Her words burst out of her. “I’m scared. I don’t like pain.”
I patted her on the knee. “Nobody likes goodbyes, or labor pain. And it’s okay to be scared. I was, too. But I had a good doctor, and my parents were beside me the whole time. We’re so lucky to live in a time of hospitals, and medicine, and epidurals.”
Her chest rose with a deep breath I could hear, even over the whooshing white noise of the airplane.
“What about down there?” she asked, looking embarrassed. “Did everything go back to where it had been?”

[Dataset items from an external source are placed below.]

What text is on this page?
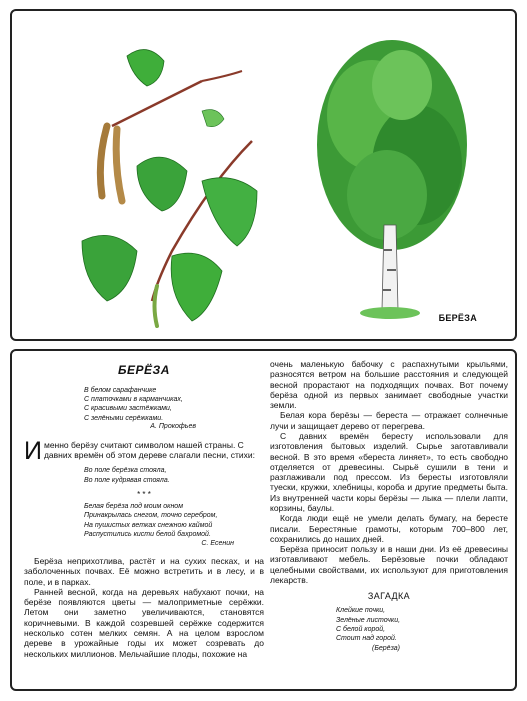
БЕРЁЗА
БЕРЁЗА
В белом сарафанчике
С платочками в карманчиках,
С красивыми застёжками,
С зелёными серёжками.
А. Прокофьев
Именно берёзу считают символом нашей страны. С давних времён об этом дереве слагали песни, стихи:
Во поле берёзка стояла,
Во поле кудрявая стояла.
* * *
Белая берёза под моим окном
Принакрылась снегом, точно серебром,
На пушистых ветках снежною каймой
Распустились кисти белой бахромой.
С. Есенин

Берёза неприхотлива, растёт и на сухих песках, и на заболоченных почвах. Её можно встретить и в лесу, и в поле, и в парках.

Ранней весной, когда на деревьях набухают почки, на берёзе появляются цветы — малоприметные серёжки. Летом они заметно увеличиваются, становятся коричневыми. В каждой созревшей серёжке содержится несколько сотен мелких семян. А на целом взрослом дереве в урожайные годы их может созревать до нескольких миллионов. Мельчайшие плоды, похожие на

очень маленькую бабочку с распахнутыми крыльями, разносятся ветром на большие расстояния и следующей весной прорастают на подходящих почвах. Вот почему берёза одной из первых занимает свободные участки земли.

Белая кора берёзы — береста — отражает солнечные лучи и защищает дерево от перегрева.

С давних времён бересту использовали для изготовления бытовых изделий. Сырье заготавливали весной. В это время «береста линяет», то есть свободно отделяется от древесины. Сырьё сушили в тени и разглаживали под прессом. Из бересты изготовляли туески, кружки, хлебницы, короба и другие предметы быта. Из внутренней части коры берёзы — лыка — плели лапти, корзины, баулы.

Когда люди ещё не умели делать бумагу, на бересте писали. Берестяные грамоты, которым 700–800 лет, сохранились до наших дней.

Берёза приносит пользу и в наши дни. Из её древесины изготавливают мебель. Берёзовые почки обладают целебными свойствами, их используют для приготовления лекарств.

ЗАГАДКА
Клейкие почки,
Зелёные листочки,
С белой корой,
Стоит над горой.
(Берёза)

“Yes, and everything works fine. No complaints.”
“Were you scared during labor?”
My skin started to tingle all over. I grabbed my Bloody Mary and shot it back.
“No,” I lied, smiling. “Your body kicks in with all the right hormones at the right time, and maybe there are a few moments where you get tired or frustrated, but you’ll know what to do. Everything’s going to be fine.”
Her face relaxed and she leaned her head back against the armrest.
I pulled a magazine out of the pocket in the seat in front of me and pretended to be engrossed in an article about natural fibers being trendy come autumn.
I felt bad about lying to the girl, but I also knew telling her the truth wouldn’t help either of us.
Me.
That night.
It’s Friday, and my stomach’s been acting up all day, but Mom and Dad are out of town I am ready to party! And by party, I mean I am going to order pizza with the money they left for groceries, and I’m going to eat it in the formal sitting room, where Dad and I aren’t allowed to eat.